Vaishavism imagines God as transcendence. Vishnu coming down on earth would therefore bring with him something “from above” – a message, teachings, a model of behaviour. Hence the seriousness of Rama, and of Krishna, in his later years, when he teaches the Bhagavad Gita to Arjuna. Saivism is an immanent religion. Shiva and Shakti pervade the world. In the puranas, when Parvati tells Shiva she wants a baby, he is reluctant: “Shiva is in every man, Shakti in every woman” he says, “why do we need a child ?”. Shiva’s avatars would therefore be like more incadescent bits of melting rock, in a flow of lava, or like the foam on the crest of a great wave, or sparks flying from two clashing swords – they belong to the world, but are overflowing , in a splendid manner , with the divine energy of creation which pervades everything. We have all met people like this, who “ate” life, who radiated sex, or beauty, who gave the impression that reality, around them, bends like a light wave does when passing near a massive star. We meet them more in high school than in college, because most can’t bear the treadmill and drop out. Hence the odd professions.

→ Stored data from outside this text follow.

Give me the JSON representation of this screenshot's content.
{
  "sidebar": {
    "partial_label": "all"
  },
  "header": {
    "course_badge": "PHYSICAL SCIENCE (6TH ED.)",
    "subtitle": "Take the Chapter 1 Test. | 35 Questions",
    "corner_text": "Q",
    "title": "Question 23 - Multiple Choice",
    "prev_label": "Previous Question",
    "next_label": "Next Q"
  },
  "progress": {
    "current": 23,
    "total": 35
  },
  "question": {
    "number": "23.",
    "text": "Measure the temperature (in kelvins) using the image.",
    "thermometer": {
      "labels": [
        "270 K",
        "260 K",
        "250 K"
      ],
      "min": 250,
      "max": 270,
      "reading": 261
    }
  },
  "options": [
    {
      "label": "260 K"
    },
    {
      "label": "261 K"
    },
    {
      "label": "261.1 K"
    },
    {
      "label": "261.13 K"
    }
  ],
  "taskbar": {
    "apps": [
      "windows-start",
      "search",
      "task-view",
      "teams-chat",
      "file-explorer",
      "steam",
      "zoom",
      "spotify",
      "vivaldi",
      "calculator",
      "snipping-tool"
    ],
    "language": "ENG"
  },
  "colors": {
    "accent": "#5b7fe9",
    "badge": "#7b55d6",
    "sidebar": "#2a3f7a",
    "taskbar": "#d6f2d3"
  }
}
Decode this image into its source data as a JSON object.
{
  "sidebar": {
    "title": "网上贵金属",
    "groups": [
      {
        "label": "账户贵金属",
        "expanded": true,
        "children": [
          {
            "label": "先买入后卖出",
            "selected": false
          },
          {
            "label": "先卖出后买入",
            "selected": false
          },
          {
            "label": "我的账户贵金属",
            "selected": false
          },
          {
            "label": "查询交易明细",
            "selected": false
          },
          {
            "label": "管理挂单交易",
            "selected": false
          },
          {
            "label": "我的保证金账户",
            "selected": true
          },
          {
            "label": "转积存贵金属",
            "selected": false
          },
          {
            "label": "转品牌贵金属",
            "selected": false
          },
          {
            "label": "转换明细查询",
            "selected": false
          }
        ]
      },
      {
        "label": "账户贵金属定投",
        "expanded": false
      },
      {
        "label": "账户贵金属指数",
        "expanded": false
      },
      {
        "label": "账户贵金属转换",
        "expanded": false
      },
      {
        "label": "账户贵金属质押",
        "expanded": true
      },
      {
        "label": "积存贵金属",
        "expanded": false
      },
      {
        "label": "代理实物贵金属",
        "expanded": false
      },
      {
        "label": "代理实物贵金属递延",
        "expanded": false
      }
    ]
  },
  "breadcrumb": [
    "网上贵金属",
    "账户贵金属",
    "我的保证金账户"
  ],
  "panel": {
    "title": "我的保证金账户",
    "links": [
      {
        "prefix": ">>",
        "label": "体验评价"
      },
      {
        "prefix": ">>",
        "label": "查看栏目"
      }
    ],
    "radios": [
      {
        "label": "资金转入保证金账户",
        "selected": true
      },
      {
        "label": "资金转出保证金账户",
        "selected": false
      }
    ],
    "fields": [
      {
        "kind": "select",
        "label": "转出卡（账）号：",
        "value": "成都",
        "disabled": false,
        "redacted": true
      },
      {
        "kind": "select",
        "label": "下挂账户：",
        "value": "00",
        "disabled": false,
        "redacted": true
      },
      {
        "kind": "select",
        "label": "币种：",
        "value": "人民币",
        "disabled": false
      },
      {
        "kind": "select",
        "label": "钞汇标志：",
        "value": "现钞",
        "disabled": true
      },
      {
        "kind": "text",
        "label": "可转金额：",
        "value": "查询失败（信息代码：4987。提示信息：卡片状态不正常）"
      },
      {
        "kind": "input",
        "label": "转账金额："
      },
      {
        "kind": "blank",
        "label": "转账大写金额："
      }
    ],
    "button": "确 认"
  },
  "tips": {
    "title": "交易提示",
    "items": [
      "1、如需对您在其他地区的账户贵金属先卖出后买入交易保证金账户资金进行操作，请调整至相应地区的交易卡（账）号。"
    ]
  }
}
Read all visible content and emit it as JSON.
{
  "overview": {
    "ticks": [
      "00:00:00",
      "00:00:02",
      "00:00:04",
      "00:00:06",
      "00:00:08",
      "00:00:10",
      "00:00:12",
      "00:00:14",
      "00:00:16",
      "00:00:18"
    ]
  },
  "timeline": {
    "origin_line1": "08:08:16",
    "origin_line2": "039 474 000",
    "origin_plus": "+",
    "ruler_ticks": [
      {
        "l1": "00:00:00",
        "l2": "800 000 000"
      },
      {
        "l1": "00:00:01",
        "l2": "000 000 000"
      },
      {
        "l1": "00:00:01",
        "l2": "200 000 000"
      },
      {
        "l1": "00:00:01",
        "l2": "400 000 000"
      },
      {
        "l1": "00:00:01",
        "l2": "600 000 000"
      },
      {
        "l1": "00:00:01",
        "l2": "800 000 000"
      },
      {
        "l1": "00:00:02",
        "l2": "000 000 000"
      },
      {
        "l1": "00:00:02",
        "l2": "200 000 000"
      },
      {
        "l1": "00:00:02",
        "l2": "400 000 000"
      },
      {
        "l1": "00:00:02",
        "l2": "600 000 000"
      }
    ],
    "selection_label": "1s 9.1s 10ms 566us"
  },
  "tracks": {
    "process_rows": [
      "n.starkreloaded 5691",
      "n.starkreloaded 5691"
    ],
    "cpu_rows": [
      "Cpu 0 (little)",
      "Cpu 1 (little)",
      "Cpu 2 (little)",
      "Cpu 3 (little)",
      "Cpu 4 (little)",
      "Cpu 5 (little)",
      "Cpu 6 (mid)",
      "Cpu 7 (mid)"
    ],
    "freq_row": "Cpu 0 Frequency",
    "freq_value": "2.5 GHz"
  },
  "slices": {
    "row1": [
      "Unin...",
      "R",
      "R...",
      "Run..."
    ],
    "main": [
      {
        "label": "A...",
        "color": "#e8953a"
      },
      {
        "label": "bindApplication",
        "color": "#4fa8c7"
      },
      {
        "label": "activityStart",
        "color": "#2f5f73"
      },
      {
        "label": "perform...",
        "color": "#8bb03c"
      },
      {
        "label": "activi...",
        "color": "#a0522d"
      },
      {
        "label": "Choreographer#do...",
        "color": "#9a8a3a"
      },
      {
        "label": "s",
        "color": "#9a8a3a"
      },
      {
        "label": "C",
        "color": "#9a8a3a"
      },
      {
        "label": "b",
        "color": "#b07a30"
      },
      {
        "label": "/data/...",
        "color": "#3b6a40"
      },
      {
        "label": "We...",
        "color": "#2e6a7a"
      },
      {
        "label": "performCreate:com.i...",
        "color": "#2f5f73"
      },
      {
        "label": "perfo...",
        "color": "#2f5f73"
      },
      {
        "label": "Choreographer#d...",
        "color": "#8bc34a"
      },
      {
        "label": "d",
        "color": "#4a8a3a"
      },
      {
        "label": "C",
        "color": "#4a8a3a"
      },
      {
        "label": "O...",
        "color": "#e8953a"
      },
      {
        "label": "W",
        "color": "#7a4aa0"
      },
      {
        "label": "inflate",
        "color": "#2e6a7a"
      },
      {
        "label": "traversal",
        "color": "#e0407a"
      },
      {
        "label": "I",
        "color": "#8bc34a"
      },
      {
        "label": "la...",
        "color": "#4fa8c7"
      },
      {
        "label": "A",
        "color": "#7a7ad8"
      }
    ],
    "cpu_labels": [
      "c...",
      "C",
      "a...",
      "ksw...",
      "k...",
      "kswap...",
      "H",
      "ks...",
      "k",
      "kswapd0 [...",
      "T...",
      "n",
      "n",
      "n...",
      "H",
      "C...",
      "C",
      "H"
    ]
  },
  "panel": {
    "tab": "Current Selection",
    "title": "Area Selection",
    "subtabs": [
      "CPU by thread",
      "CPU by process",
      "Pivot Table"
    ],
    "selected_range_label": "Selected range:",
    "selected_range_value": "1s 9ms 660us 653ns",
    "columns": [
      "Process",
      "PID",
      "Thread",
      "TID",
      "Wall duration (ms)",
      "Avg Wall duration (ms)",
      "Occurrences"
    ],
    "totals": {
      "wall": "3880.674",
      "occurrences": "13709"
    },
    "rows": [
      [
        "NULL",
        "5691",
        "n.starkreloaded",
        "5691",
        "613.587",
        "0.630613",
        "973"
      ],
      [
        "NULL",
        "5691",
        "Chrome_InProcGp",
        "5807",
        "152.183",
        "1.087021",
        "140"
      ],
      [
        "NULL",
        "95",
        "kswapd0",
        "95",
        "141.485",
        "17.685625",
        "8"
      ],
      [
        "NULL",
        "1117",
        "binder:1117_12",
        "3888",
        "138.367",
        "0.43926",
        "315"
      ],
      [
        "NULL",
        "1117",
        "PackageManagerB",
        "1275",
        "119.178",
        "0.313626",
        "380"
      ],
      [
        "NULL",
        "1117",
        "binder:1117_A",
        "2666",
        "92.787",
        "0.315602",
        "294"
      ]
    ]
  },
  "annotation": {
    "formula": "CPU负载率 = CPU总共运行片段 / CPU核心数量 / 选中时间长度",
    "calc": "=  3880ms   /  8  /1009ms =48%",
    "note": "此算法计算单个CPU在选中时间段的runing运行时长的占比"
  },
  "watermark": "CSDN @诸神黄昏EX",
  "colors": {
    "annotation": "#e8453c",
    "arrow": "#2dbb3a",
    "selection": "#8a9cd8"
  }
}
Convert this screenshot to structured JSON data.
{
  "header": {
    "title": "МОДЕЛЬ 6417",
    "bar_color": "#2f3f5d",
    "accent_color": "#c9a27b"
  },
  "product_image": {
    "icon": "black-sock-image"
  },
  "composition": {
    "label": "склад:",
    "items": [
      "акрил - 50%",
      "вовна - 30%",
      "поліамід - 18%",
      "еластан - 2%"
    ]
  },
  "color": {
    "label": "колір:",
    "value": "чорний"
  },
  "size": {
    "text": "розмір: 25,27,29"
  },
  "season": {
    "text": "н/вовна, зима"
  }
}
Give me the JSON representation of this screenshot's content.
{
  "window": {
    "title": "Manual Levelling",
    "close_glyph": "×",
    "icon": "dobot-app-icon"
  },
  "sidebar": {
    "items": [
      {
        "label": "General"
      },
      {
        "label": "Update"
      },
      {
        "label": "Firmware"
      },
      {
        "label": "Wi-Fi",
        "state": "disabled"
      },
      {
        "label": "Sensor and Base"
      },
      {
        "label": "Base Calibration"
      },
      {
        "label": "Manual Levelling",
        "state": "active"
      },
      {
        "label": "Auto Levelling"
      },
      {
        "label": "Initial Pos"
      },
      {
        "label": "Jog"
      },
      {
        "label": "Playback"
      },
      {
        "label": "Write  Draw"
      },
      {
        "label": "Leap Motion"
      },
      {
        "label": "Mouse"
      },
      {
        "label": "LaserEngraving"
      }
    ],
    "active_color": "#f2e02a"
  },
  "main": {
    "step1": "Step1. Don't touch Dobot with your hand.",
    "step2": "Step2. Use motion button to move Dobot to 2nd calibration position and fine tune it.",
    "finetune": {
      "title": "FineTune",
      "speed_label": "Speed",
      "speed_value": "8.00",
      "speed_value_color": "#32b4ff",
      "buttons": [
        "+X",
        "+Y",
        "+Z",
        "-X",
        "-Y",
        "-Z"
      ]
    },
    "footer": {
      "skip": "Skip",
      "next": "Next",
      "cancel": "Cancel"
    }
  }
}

But some avatars would make it to college. One would be a former Indian Institute of Technology physics professor, who continuously comes up with theories on matter which could blow up the universe ( Bhava Bhayankar). He lives in a tent with his wife, a sublimely beautiful gypsy sorceress, and her tribe, which keeps moving to and fro in desert areas between India and Pakistan. The generals of both countries keep trying to lay hands on him, sending their best commando units in hot pursuit. But Parvati keeps a watchful eye and they come back wild eyed, and shaking, telling tales of having pursued over the dunes an ever receding gypsy camp, trembling in the hot air, in which a huge headed, pot bellied boy flew a kite – sometimes hovering just above their grasp – made of paper on which were scribbled equations – and at night an extraordinarily beautiful woman would dance by the fire, and even atop of it- her feet would send burning logs rolling over the sand, as she kicked and heaved, like a living tongue of fire, sometimes joined by her husband, a sort of hopping – bumping Einstein with a booming laugh. Attempts to interrogate the professor’s other son, a renowned piercing artist in Chennai, have proved unsuccessful – he seems immune to all forms of torture.
There would probably also be animal avatars- a wild mustang in Arizona – the Chinese imagine the Ying principle as “ a wild mare running all over the earth, uncatchable”, and the yang as “ a dragon rising over the horizon”.